Search code examples
pythonregexnlpnltkspacy

spacy matcher pattern IN + REGEX Tag


My goal is to match with spacy the sentences that contain one of the following words: ['studium','abschluss','ausbildung']

I can solve the problem with this line:

pattern = [{"LOWER": {'IN':['studium','abschluss', 'ausbildung']}}]

My problem is that in German there is a vast use of composed words like Hochschulstudium, Masterstudium, Studiengang etc.
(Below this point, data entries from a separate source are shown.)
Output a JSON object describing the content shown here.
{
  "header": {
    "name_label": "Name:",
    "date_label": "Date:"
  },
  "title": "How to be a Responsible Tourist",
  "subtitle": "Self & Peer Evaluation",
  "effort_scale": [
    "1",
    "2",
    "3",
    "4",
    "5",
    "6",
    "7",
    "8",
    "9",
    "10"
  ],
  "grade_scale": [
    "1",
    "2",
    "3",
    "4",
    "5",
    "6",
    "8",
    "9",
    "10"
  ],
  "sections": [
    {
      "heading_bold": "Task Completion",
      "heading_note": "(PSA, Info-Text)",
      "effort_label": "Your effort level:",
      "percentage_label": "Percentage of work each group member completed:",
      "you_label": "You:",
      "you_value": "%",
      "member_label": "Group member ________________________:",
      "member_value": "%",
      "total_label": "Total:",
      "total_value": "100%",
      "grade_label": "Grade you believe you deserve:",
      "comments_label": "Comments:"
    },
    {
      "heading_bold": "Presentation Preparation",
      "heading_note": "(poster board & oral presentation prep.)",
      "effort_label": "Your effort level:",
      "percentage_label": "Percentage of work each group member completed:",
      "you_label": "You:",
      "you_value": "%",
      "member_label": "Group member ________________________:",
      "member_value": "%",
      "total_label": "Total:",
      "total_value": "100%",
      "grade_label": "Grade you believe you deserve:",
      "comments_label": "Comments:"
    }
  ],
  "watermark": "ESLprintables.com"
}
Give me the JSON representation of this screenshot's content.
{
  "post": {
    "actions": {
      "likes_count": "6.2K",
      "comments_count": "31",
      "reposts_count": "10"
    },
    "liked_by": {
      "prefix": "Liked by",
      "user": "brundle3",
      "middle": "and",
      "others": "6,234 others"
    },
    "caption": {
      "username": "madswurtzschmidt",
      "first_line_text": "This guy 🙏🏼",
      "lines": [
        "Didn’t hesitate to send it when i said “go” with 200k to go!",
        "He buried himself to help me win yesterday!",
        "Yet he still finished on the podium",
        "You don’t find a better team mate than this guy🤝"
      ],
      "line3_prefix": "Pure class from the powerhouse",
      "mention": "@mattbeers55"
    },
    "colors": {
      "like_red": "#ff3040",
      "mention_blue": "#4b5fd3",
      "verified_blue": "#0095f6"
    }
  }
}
How can use the regex inside the IN sentence to match all words containing the word Studium?


Solution

  • You can use the REGEX operator:

    import re
    l = ['abschluss', 'ausbildung']
    pattern = [{'LOWER': {'REGEX':fr'^(?:{"|".join(map(re.escape, l))}|[^\W\d_]*studium)$'}}]
    

    Note:

    • map(re.escape, l) - escapes the items in the l list
    • "|".join(...) - joins the words as alternatives (word1|word2|wordN)
    • ^(?:...|[^\W\d_]*studium)$ - a regex that matches
      • ^ - start of string (here, token)
      • (?:...|[^\W\d_]*studium) - a non-capturing group matching any of the l items or any zero or more letters ([^\W\d_]*) followed with studium
      • $ - end of string (token here).